Natural disasters usually make the news due to the devastation they leave behind. The greater the damage, the more people are aware of the event and the longer the memories remain. The media is dominated by images of rising floodwaters or satellite visuals of hundreds of acres of destroyed forest. People across the country and across the world watch as events unfold with a morbid fascination. Those who lost their homes and livelihoods to the disasters are photographed with tearstained faces, but sometimes, something good rises from the ashes of utter destruction.
Ishu and Laura Rao of Goleta, California were one of the many couples who lost almost everything to the Holiday Fire that blasted its way through Santa Barbara County and leveled more than 100 acres before the fire department could get the wildfire under control. When the two were allowed to return to their home, it was a somber sight. The house had been ruined, and Laura’s wedding ring, which had been left behind when the couple fled, had likely been destroyed as well. The couple found the damaged ring, and Ishu surprised everyone. Holding the badly damaged ring, Ishu dropped to one knee and proposed to Laura a second time.
The Raos are not the only people to have found happiness in the midst of disaster. When Hurricane Harvey drowned Houston, Greg and Andrea Smith found themselves trapped in their home by two to three feet of water that accumulated literally overnight. To make matters worse, Andrea was pregnant after two miscarriages and had gone into labor. Greg called 911 while his mother called the Coast Guard. Neither of them were able to get through. Trapped and desperate, the couple braced themselves for a home birth. As they and their neighbors prepared to deliver the baby, a large dump truck pulled up outside the Smith’s home. The truck, with a high enough clearance to slog through the floodwaters, was there for Andrea. The Smiths’ neighbors formed a human chain to get Andrea to the truck, and the Smiths made it to the hospital where Andrea gave birth to a baby girl. The infant was largely healthy, but needed to spend some time in the intensive care unit. She has since recovered, and the Smiths named her Adrielle. “It means she belongs to God,” said Greg. “Everything about this pregnancy…is God’s will.”
The horrible 2017 hurricane season was the backdrop for another special day that could have ended in disaster.
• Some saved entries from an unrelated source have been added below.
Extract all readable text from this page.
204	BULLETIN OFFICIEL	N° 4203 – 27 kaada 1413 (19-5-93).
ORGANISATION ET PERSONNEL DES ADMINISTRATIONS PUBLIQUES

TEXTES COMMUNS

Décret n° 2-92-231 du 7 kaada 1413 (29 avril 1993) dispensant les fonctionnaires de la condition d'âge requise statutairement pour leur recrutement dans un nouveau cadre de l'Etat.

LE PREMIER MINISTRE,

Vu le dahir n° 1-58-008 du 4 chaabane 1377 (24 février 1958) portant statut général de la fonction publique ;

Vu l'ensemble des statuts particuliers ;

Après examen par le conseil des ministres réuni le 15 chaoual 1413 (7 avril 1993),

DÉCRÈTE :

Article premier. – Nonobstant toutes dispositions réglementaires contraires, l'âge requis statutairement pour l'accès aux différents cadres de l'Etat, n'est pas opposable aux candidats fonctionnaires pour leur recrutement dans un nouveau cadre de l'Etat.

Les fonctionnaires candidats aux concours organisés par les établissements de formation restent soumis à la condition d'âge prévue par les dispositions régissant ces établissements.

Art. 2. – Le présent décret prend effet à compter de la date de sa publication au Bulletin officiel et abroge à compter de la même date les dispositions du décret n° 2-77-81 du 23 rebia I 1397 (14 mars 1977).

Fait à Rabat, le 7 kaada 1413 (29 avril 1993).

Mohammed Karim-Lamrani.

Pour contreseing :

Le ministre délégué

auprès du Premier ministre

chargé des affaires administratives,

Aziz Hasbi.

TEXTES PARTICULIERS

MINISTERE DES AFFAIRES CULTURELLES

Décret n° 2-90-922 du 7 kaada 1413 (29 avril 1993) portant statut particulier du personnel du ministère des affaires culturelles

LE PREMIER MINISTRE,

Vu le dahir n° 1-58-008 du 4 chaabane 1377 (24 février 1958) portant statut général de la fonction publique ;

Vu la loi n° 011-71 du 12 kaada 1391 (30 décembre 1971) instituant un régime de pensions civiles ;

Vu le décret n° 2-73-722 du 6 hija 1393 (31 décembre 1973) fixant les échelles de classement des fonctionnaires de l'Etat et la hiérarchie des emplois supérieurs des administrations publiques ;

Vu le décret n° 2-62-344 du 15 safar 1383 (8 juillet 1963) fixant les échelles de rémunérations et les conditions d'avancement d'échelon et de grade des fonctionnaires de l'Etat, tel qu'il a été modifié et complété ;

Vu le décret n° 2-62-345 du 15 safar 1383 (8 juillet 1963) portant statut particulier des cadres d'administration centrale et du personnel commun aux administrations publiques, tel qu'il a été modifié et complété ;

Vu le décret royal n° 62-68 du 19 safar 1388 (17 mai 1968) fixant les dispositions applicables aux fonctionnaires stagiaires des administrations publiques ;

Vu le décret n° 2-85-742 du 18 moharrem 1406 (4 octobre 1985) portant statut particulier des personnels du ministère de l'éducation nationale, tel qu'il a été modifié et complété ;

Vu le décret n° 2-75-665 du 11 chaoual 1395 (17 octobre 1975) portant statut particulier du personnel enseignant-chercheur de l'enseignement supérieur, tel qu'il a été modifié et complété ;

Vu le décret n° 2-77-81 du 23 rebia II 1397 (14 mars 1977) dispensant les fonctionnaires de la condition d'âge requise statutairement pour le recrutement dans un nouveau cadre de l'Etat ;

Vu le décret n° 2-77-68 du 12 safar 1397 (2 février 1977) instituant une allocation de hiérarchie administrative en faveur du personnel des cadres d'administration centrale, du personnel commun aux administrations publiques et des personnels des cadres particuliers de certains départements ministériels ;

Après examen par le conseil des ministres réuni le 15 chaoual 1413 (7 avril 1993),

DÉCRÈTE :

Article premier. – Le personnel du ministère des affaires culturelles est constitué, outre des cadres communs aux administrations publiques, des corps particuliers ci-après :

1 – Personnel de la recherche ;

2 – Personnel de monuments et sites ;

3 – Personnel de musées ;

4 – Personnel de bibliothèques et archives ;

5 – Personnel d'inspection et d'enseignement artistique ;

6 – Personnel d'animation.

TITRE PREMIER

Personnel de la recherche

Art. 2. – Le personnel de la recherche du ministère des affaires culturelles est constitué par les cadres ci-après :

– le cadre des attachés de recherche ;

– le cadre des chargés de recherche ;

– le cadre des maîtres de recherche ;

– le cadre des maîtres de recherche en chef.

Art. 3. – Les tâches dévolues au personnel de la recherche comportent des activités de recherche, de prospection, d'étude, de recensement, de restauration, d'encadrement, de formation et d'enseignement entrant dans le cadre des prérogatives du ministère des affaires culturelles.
A Jewish couple from Brooklyn had the unfortunate luck to have Hurricane Irene barrel down on them on the day they were supposed to tie the knot. As guests, friends and family alike started abandoning ship and planning their escape from the city, the couple’s rabbi agreed to break Jewish law and marry the couple on Saturday morning rather than that evening after the end of Shabbat. The ceremony itself was more or less canceled, but the bride stated that she “knew [they] made the right decision to go through with [the wedding,] because [she] was never more in love with [her] husband than [she] was at that moment.” The love between the couple was strong enough that the bride “totally forgot that the end of the world was gearing up outside.”
As a general rule, natural disasters either bring out the best or the worst in humanity. There are always stories of heroes and heroines in the aftermath, but there is something especially inspiring about tales of people who refused to let disaster get in the way of their hearts. Love really does conquer all.